5412 Route 31, Suite 5
Crystal Lake, IL 60012
815-479-8499

Business Organizations & Transactions FAQ

Are owners of a partnership personally liable for business debts?

Legally, a partnership is inseparable from its owners. As a result, each partner (with the exception of the limited partners in a limited partnership) is personally liable for the entire amount of any business-related obligations. This means that if you form a partnership, creditors can come after your personal assets (such as your house or car) to make sure any partnership debts get paid.

In addition, you are legally bound to any business transactions made by you or any of your partners, and you can be held personally liable for those actions. For example, if your partner takes out an ill-advised high interest loan on behalf of the partnership, you can be held personally responsible for the debt.

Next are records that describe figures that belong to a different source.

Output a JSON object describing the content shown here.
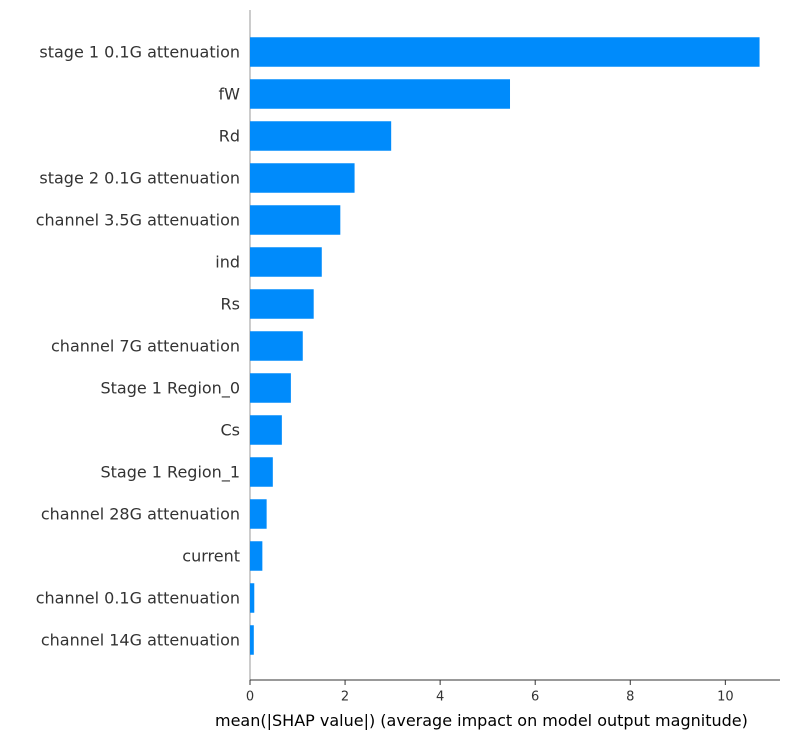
{
  "chart_data": {
    "type": "bar",
    "orientation": "horizontal",
    "categories": [
      "stage 1 0.1G attenuation",
      "fW",
      "Rd",
      "stage 2 0.1G attenuation",
      "channel 3.5G attenuation",
      "ind",
      "Rs",
      "channel 7G attenuation",
      "Stage 1 Region_0",
      "Cs",
      "Stage 1 Region_1",
      "channel 28G attenuation",
      "current",
      "channel 0.1G attenuation",
      "channel 14G attenuation"
    ],
    "values": [
      10.72,
      5.47,
      2.97,
      2.2,
      1.9,
      1.51,
      1.34,
      1.11,
      0.86,
      0.67,
      0.48,
      0.35,
      0.26,
      0.09,
      0.08
    ],
    "xlabel": "mean(|SHAP value|) (average impact on model output magnitude)",
    "ylabel": "",
    "title": "",
    "xlim": [
      0,
      11.15
    ],
    "xticks": [
      0,
      2,
      4,
      6,
      8,
      10
    ],
    "grid": false,
    "legend": "none",
    "bar_color": "#008bfb",
    "axis_color": "#333333",
    "spine_color": "#999999"
  }
}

In contrast, owners of limited liability companies (LLCs) and corporations are not personally liable for business debts.

What happens if one partner wants to leave the partnership?

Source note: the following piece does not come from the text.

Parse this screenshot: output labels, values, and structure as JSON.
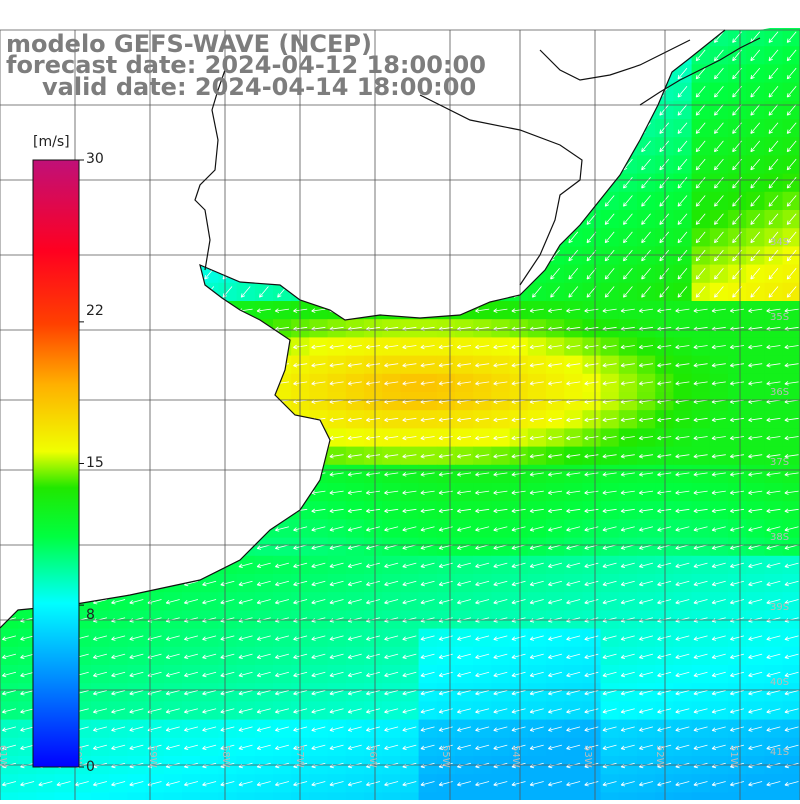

Before you go into business together, you and your partners should decide what will happen to the partnership when one partner retires, dies, or wants to leave the partnership for some other reason, such as a divorce or bankruptcy. You might feel like you're being overly cautious or pessimistic, but it almost always makes sense to include "buy-sell" provisions in your partnership agreement to deal with these issues. It's the best way to prevent resentments and serious problems (including messy lawsuits) from cropping up later on.

What are the differences between a partnership and a limited liability company?

When two or more people go into business together, they've automatically formed a partnership; they don't need to file any formal paperwork. By contrast, to form a limited liability company (LLC), business owners must file formal articles of organization (sometimes called a certificate of organization) with their state's LLC filing office (usually the secretary of state or department of corporations) and comply with other state filing requirements.

Aside from formation requirements, the main difference between a partnership and an LLC is that partners are personally liable for any business debts of the partnership -- meaning that creditors of the partnership can go after the partners' personal assets -- while members (owners) of an LLC are not personally liable for the company's debts and liabilities.

There is one similarity between LLCs and partnerships, however. They both offer "pass-through" taxation, which means that the owners report business income or losses on their individual tax returns; the partnership or LLC itself does not pay taxes.